The company completed 165 orbital launches in 2025, controlling 85% of all U.S. orbital flights. Its Starlink division serves over 10 million subscribers and generates approximately $10.4 billion in annual revenue. In January 2026, SpaceX merged with xAI at a combined valuation of $1.25 trillion and filed with the FCC to deploy one million orbital AI satellites.
“SpaceX's market position can only be described as an emergent monopoly.”
Goldman Sachs, JPMorgan Chase, Morgan Stanley, and Bank of America have been selected as underwriters. The confidential S-1 filing with the SEC is expected imminently. Prediction markets assign an 81% probability that the IPO will be announced before August 2026.
Pre-IPO investing used to be reserved for institutional investors and accredited individuals. Most opportunities required minimums of $10,000 or more. If you weren't a Wall Street insider, you were locked out.
That's no longer the case. Jeff Brown has published research showing how regular Americans can position themselves before the SpaceX IPO, starting with as little as $500. No accredited investor status. No connections on Wall Street. The process is as simple as buying any other stock.
Instagram's 13 Employees Had to Work There. You Don't.
That's the difference. Those 13 people got rich because they happened to be employees. There was no other path. If you weren't inside the building, you were locked out.
Now there is another path. No finance degree or Wall Street connections required. The market structure that kept everyday investors on the sidelines during every previous mega-IPO has fundamentally changed.
If you're skeptical — good. Nobody knows whether SpaceX's IPO will create the kind of wealth that Instagram's acquisition created for its 13 employees. Every investment carries risk, and past performance does not predict future results. Pre-IPO positions are less liquid than public stocks.
But the access? That's new. And the window? That's closing.
What Jeff Brown's Free Briefing Covers
Jeff Brown spent over two decades as a senior executive at Qualcomm, NXP Semiconductors, and Juniper Networks — companies generating more than $50 billion in combined annual revenue.
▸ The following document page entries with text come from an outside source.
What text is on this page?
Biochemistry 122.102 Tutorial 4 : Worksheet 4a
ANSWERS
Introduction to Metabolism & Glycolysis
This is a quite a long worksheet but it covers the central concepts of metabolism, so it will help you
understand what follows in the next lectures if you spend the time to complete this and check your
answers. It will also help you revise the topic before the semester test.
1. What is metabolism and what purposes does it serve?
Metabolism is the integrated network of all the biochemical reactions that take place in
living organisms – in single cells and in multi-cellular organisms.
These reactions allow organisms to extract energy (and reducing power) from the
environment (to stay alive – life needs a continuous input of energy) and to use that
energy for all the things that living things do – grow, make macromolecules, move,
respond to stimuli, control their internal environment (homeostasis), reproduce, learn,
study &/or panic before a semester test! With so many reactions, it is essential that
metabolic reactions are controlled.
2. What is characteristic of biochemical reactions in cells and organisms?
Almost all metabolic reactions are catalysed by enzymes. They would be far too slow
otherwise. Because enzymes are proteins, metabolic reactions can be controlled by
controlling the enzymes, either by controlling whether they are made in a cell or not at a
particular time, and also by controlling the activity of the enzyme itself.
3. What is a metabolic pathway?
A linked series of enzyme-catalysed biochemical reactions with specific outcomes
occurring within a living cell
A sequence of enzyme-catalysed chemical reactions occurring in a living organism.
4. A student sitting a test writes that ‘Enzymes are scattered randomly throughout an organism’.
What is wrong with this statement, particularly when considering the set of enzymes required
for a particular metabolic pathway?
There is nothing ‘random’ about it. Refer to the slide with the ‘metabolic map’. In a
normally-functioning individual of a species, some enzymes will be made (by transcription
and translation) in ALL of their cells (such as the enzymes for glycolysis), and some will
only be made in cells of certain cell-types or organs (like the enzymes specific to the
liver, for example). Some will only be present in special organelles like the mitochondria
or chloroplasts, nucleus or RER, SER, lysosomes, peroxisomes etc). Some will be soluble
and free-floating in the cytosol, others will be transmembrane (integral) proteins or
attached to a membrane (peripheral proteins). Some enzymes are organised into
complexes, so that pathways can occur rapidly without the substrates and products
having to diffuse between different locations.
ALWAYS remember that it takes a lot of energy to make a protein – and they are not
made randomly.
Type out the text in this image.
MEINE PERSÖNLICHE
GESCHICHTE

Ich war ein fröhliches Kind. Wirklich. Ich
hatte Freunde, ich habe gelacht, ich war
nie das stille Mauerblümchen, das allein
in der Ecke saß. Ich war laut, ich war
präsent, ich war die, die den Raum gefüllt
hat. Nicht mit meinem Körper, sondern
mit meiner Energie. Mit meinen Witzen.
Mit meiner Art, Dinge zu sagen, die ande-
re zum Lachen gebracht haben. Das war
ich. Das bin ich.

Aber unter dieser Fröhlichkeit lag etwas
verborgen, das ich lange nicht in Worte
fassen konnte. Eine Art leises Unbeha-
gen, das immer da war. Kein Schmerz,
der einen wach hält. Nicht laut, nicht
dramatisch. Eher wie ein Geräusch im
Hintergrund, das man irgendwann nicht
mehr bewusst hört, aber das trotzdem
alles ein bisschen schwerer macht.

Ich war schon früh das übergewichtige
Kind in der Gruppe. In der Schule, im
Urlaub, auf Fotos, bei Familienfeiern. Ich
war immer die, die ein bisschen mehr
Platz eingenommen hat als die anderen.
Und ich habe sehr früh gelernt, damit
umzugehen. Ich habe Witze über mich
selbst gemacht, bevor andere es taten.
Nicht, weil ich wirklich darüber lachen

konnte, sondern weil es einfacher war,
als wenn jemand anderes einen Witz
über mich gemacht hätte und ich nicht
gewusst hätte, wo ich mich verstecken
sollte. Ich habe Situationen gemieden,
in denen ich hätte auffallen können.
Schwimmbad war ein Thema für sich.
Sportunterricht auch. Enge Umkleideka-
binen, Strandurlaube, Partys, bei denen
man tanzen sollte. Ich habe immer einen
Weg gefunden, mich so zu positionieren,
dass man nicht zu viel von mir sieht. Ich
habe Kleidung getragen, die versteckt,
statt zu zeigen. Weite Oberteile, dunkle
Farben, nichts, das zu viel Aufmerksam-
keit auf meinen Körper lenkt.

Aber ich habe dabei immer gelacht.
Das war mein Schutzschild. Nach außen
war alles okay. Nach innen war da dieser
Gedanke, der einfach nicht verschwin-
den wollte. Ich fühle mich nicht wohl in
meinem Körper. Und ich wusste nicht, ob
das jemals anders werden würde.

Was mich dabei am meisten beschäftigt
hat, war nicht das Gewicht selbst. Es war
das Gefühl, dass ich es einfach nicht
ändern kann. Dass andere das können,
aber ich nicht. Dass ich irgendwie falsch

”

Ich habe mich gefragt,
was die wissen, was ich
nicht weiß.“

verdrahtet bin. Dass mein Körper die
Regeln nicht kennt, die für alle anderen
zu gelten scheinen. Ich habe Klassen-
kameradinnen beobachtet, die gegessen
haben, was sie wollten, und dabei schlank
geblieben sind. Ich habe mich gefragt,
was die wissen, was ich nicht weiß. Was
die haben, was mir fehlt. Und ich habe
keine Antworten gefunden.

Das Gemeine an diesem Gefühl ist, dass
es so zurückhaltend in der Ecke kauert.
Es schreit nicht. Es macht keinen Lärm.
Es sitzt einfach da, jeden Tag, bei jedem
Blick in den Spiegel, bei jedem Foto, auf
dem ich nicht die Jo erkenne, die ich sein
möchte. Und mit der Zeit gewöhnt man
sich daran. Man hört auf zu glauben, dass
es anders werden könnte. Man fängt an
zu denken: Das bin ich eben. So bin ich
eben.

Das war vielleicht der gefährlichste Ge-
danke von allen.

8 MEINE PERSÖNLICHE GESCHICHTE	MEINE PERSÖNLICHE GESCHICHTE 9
Brown recently published a free video presentation covering his complete SpaceX research — what most analysts are missing, how everyday investors can position, and the risks.
Brown publishes his ongoing research through The Near Future Report.
The S-1 Could Drop This Month. Instagram's Story Took 72 Hours. Yours Starts Now.
The presentation is free — for now. Once the S-1 is filed, the window closes. That filing could come any day.